Paprika and cayenne pepper are two different types of chili peppers from the genus Capsicum annuum. They are both cultivars, or plants that are propogated from stem cuttings, not seeds. Paprika originated in Southern Mexico, yet it is most popular in Hungary, where the finest paprika is produced. Cayenne pepper initially grew in South and Central America, yet is named after the city of Cayenne in French Guiana.
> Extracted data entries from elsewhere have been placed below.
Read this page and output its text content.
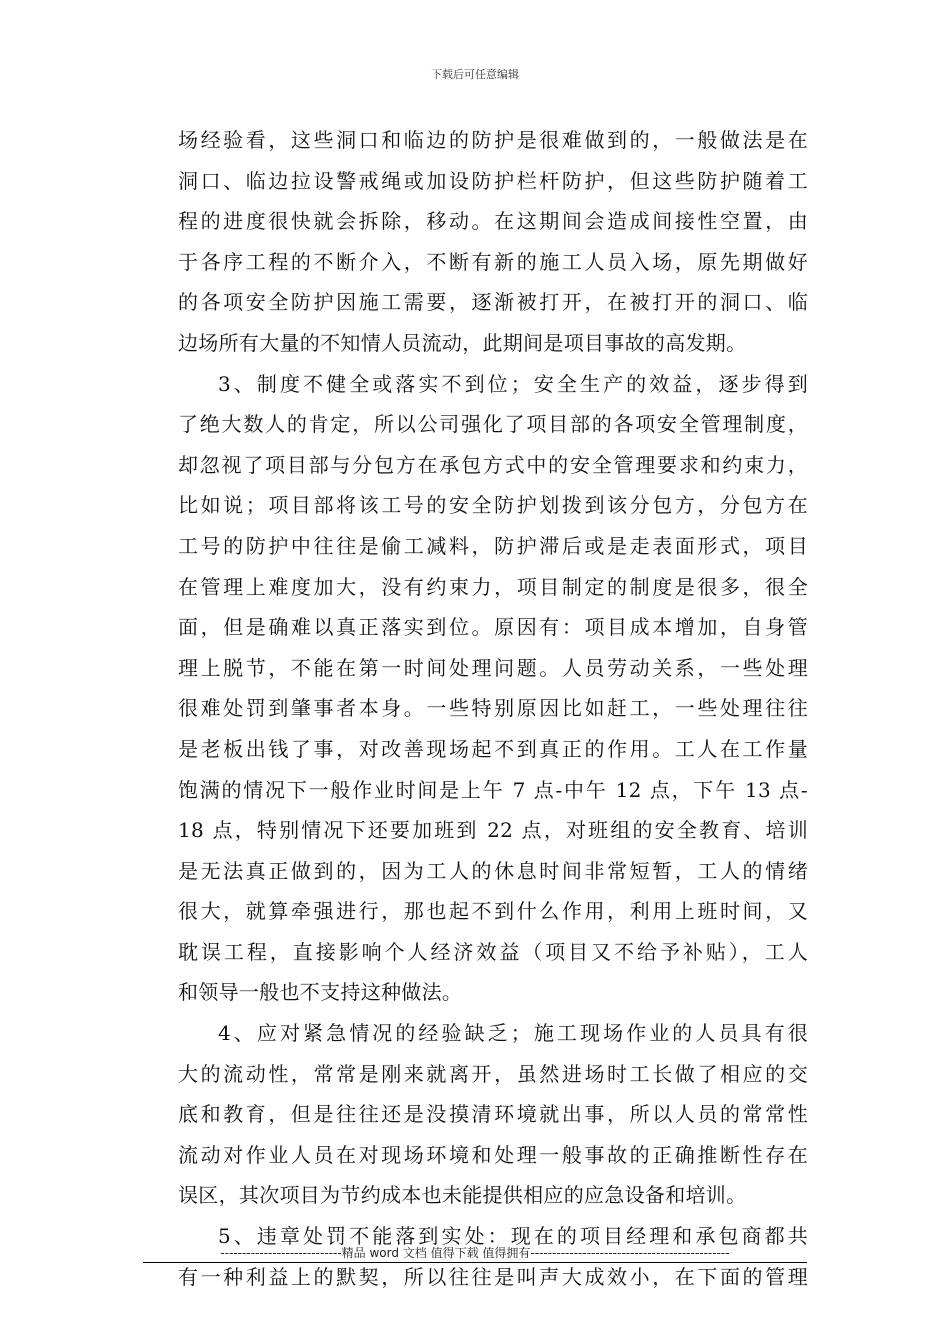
下载后可任意编辑
场经验看，这些洞口和临边的防护是很难做到的，一般做法是在
洞口、临边拉设警戒绳或加设防护栏杆防护，但这些防护随着工
程的进度很快就会拆除，移动。在这期间会造成间接性空置，由
于各序工程的不断介入，不断有新的施工人员入场，原先期做好
的各项安全防护因施工需要，逐渐被打开，在被打开的洞口、临
边场所有大量的不知情人员流动，此期间是项目事故的高发期。
3、制度不健全或落实不到位；安全生产的效益，逐步得到
了绝大数人的肯定，所以公司强化了项目部的各项安全管理制度，
却忽视了项目部与分包方在承包方式中的安全管理要求和约束力，
比如说；项目部将该工号的安全防护划拨到该分包方，分包方在
工号的防护中往往是偷工减料，防护滞后或是走表面形式，项目
在管理上难度加大，没有约束力，项目制定的制度是很多，很全
面，但是确难以真正落实到位。原因有：项目成本增加，自身管
理上脱节，不能在第一时间处理问题。人员劳动关系，一些处理
很难处罚到肇事者本身。一些特别原因比如赶工，一些处理往往
是老板出钱了事，对改善现场起不到真正的作用。工人在工作量
饱满的情况下一般作业时间是上午 7 点-中午 12 点，下午 13 点-
18 点，特别情况下还要加班到 22 点，对班组的安全教育、培训
是无法真正做到的，因为工人的休息时间非常短暂，工人的情绪
很大，就算牵强进行，那也起不到什么作用，利用上班时间，又
耽误工程，直接影响个人经济效益（项目又不给予补贴），工人
和领导一般也不支持这种做法。
4、应对紧急情况的经验缺乏；施工现场作业的人员具有很
大的流动性，常常是刚来就离开，虽然进场时工长做了相应的交
底和教育，但是往往还是没摸清环境就出事，所以人员的常常性
流动对作业人员在对现场环境和处理一般事故的正确推断性存在
误区，其次项目为节约成本也未能提供相应的应急设备和培训。
5、违章处罚不能落到实处：现在的项目经理和承包商都共
有一种利益上的默契，所以往往是叫声大成效小，在下面的管理
----------------------------精品 word 文档 值得下载 值得拥有----------------------------------------------
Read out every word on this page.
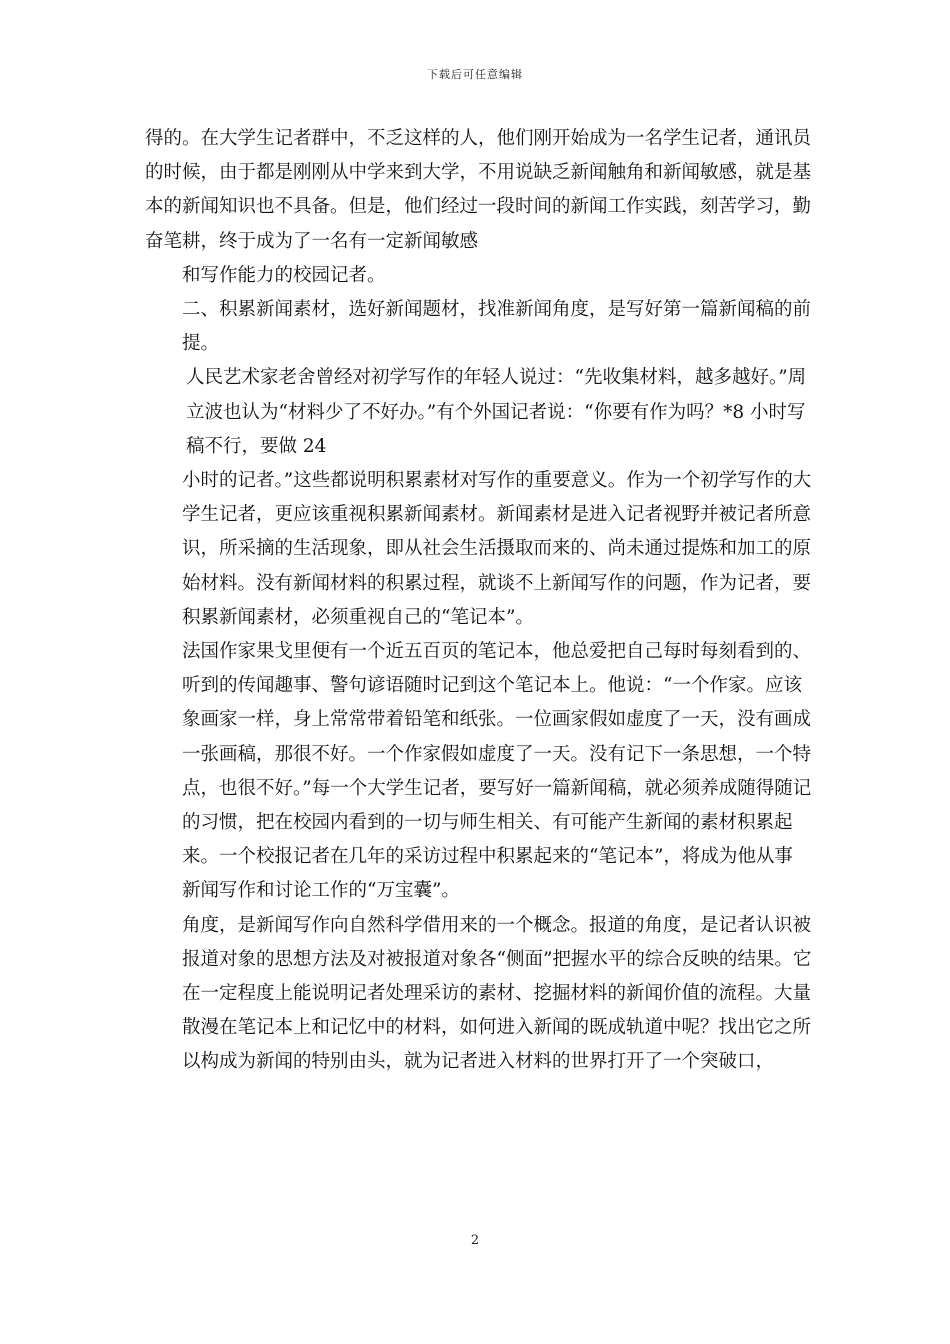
下载后可任意编辑

得的。在大学生记者群中，不乏这样的人，他们刚开始成为一名学生记者，通讯员的时候，由于都是刚刚从中学来到大学，不用说缺乏新闻触角和新闻敏感，就是基本的新闻知识也不具备。但是，他们经过一段时间的新闻工作实践，刻苦学习，勤奋笔耕，终于成为了一名有一定新闻敏感

和写作能力的校园记者。

二、积累新闻素材，选好新闻题材，找准新闻角度，是写好第一篇新闻稿的前提。

人民艺术家老舍曾经对初学写作的年轻人说过：“先收集材料，越多越好。”周立波也认为“材料少了不好办。”有个外国记者说：“你要有作为吗？*8 小时写稿不行，要做 24

小时的记者。”这些都说明积累素材对写作的重要意义。作为一个初学写作的大学生记者，更应该重视积累新闻素材。新闻素材是进入记者视野并被记者所意识，所采摘的生活现象，即从社会生活摄取而来的、尚未通过提炼和加工的原始材料。没有新闻材料的积累过程，就谈不上新闻写作的问题，作为记者，要积累新闻素材，必须重视自己的“笔记本”。

法国作家果戈里便有一个近五百页的笔记本，他总爱把自己每时每刻看到的、听到的传闻趣事、警句谚语随时记到这个笔记本上。他说：“一个作家。应该象画家一样，身上常常带着铅笔和纸张。一位画家假如虚度了一天，没有画成一张画稿，那很不好。一个作家假如虚度了一天。没有记下一条思想，一个特点，也很不好。”每一个大学生记者，要写好一篇新闻稿，就必须养成随得随记的习惯，把在校园内看到的一切与师生相关、有可能产生新闻的素材积累起来。一个校报记者在几年的采访过程中积累起来的“笔记本”，将成为他从事

新闻写作和讨论工作的“万宝囊”。

角度，是新闻写作向自然科学借用来的一个概念。报道的角度，是记者认识被报道对象的思想方法及对被报道对象各“侧面”把握水平的综合反映的结果。它在一定程度上能说明记者处理采访的素材、挖掘材料的新闻价值的流程。大量散漫在笔记本上和记忆中的材料，如何进入新闻的既成轨道中呢？找出它之所以构成为新闻的特别由头，就为记者进入材料的世界打开了一个突破口，

2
Paprika's signature dark red hue is used to infuse color into a number of dishes, such as deviled eggs and potato salad. Paprika's sweet, smoky and generally mild flavor, however, is only released when it is cooked. Its color also deepens throughout the cooking process, which makes the spice perform two-fold when used in soups, stews, meat and other dishes.
Also crimson-colored, cayenne pepper has a distinctive, spicy flavor. Popularized by southern Louisiana Cajun cooks, the spice is generally used to give heat and depth of flavor to gumbo, jambalaya and red beans and rice. Cayenne pepper is also used medicinally by a number of cultures around the world. It is an ingredient in over-the-counter and prescription creams and lotions that help to alleviate the symptoms of fibromyalgia, arthritis, post-herpetic nerve pain, diabetic foot pain and cluster headaches.